Uma vez que esses projetos se propõem a responder questões na fronteira do conhecimento, demandam o desenvolvimento de tecnologias que são criadas, em sua maior parte, por pesquisadores em colaboração com empresas, explicou Reinaldo Ramos de Carvalho, professor da Universidade Cruzeiro do Sul (Unicsul).
Ele mencionou como exemplo o primeiro sensor semicondutor para captação de imagens (CCD, na sigla em inglês), atualmente utilizado em fotografia digital e presente na maioria dos smartphones. O sensor foi desenvolvido por uma demanda da área de Astronomia.
“A sinergia entre a ciência e a tecnologia é imperativa nesses grandes projetos de colaboração internacional. Por isso, requerem a participação do setor privado”, disse Carvalho.
Protagonismo em projetos
A criação de oportunidades de desenvolvimento tecnológico para indústrias do Estado de São Paulo é um dos critérios que a FAPESP leva em conta na avaliação de propostas de participação em grandes projetos de colaboração internacional, destacou Roberto Marcondes Cesar Junior, professor da Universidade de São Paulo (USP) e coordenador adjunto da área de Ciências Exatas e Engenharia da FAPESP.
Outros critérios de avaliação são o protagonismo dos pesquisadores apoiados e o envolvimento no desenvolvimento da instrumentação científica desses projetos.
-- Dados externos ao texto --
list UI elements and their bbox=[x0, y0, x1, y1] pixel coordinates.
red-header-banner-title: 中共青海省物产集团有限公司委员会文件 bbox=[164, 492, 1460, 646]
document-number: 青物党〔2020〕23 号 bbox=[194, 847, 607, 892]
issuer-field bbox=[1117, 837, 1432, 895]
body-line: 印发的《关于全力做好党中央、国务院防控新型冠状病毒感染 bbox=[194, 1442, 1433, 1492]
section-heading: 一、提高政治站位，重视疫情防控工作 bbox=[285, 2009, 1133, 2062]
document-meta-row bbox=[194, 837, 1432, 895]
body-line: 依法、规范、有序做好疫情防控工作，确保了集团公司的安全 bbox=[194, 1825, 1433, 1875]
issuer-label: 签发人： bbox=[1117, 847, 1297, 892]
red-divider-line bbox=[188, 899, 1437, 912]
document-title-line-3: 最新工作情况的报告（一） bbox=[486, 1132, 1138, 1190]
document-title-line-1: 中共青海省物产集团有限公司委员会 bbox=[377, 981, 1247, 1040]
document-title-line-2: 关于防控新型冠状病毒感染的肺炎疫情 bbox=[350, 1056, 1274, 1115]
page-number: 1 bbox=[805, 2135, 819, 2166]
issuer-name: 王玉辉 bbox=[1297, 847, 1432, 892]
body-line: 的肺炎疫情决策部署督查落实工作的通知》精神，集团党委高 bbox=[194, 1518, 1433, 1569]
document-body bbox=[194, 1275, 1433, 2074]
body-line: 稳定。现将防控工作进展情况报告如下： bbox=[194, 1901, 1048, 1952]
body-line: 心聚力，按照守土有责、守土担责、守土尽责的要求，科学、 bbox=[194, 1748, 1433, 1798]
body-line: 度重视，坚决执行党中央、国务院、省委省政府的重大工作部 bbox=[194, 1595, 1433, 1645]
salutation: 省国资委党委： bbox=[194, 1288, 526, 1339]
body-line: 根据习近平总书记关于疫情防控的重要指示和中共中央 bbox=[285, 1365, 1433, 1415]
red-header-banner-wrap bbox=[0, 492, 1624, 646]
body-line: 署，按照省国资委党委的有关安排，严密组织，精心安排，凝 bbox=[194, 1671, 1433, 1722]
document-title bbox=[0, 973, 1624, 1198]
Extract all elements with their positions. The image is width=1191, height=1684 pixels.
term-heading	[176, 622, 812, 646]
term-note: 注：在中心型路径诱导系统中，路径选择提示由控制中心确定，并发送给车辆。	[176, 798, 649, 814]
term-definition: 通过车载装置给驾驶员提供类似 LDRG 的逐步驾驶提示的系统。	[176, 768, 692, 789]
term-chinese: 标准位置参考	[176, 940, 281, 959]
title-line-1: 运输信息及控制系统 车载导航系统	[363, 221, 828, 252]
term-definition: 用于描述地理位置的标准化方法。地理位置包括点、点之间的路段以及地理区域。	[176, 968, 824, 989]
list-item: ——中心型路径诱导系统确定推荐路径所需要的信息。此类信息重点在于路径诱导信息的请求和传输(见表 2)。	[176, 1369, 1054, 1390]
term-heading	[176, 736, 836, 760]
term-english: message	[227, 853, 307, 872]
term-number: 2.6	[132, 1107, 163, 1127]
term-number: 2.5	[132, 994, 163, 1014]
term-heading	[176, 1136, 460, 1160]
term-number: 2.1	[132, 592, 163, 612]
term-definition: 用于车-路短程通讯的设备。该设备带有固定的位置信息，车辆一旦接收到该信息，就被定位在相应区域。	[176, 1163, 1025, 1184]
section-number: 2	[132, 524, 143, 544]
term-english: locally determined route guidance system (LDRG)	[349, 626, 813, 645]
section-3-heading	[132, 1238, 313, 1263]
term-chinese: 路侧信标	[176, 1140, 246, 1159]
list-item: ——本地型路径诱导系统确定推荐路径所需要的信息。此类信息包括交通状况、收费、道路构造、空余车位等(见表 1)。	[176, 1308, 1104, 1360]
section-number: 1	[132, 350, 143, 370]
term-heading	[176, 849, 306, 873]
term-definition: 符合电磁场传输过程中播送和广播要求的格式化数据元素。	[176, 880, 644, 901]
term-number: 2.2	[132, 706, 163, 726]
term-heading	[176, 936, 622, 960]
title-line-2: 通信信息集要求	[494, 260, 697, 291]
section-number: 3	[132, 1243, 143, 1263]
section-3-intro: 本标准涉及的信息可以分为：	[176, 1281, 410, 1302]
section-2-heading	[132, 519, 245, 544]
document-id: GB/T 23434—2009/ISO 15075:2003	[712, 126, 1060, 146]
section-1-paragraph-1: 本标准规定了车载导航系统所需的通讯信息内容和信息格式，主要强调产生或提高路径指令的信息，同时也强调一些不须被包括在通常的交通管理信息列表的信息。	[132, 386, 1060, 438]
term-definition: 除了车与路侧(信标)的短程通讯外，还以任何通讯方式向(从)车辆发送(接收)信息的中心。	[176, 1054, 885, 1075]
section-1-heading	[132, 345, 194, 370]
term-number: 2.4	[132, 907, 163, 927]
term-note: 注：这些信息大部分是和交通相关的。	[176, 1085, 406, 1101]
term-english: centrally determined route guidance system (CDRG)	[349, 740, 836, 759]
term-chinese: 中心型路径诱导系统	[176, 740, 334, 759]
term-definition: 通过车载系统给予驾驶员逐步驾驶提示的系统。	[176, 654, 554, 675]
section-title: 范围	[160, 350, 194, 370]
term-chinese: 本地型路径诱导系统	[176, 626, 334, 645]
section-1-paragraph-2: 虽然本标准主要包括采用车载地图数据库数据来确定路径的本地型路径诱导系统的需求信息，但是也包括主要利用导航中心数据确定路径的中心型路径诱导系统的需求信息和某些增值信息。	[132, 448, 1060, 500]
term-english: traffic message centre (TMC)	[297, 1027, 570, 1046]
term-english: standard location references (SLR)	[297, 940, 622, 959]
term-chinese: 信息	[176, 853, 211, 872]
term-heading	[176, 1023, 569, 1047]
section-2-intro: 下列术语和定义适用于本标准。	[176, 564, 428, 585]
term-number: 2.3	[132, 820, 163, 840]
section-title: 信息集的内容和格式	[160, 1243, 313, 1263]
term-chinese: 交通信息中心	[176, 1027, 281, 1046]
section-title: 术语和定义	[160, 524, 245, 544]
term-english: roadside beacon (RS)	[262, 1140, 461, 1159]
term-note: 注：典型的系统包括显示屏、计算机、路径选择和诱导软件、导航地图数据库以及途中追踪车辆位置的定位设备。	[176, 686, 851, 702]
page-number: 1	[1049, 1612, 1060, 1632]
“A FAPESP entende que os pesquisadores que apoia precisam procurar algo a mais do que a pesquisa científica que realizarão nesses grandes projetos de colaboração internacional”, disse Marcondes Cesar. “Eles devem buscar ter liderança, protagonismo e, sempre que possível, envolvimento na instrumentação e na criação de oportunidades de desenvolvimento tecnológico para indústrias no Estado de São Paulo.”
Ele deu o exemplo de um grupo de pesquisadores da Escola Politécnica da Universidade de São Paulo (Poli-USP), que tem conquistado esse protagonismo desejado em grandes projetos de colaboração internacional. Por meio de um projeto apoiado pela FAPESP, projetaram e desenvolveram um chip, chamado de Sampa, que será instalado no sistema de detecção do ALICE (A Large Ion Collider Experiment), um dos quatro grandes experimentos do LHC (Large Hadron Collider).
Outro grupo de pesquisadores da Universidade Estadual de Campinas (Unicamp) desenvolveu, também por meio de um projeto apoiado pela FAPESP, o detector de luz Arapuca, que será instalado no Deep Underground Neutrino Experiment (Dune).
O Dune é um projeto internacional com o objetivo de descobrir novas propriedades dos neutrinos, partícula elementar com muito pouca massa e que viaja a uma velocidade muito próxima à da luz.
“São projetos de instrumentação científica brasileira, de alto nível, que estão funcionando muito bem”, disse Cesar.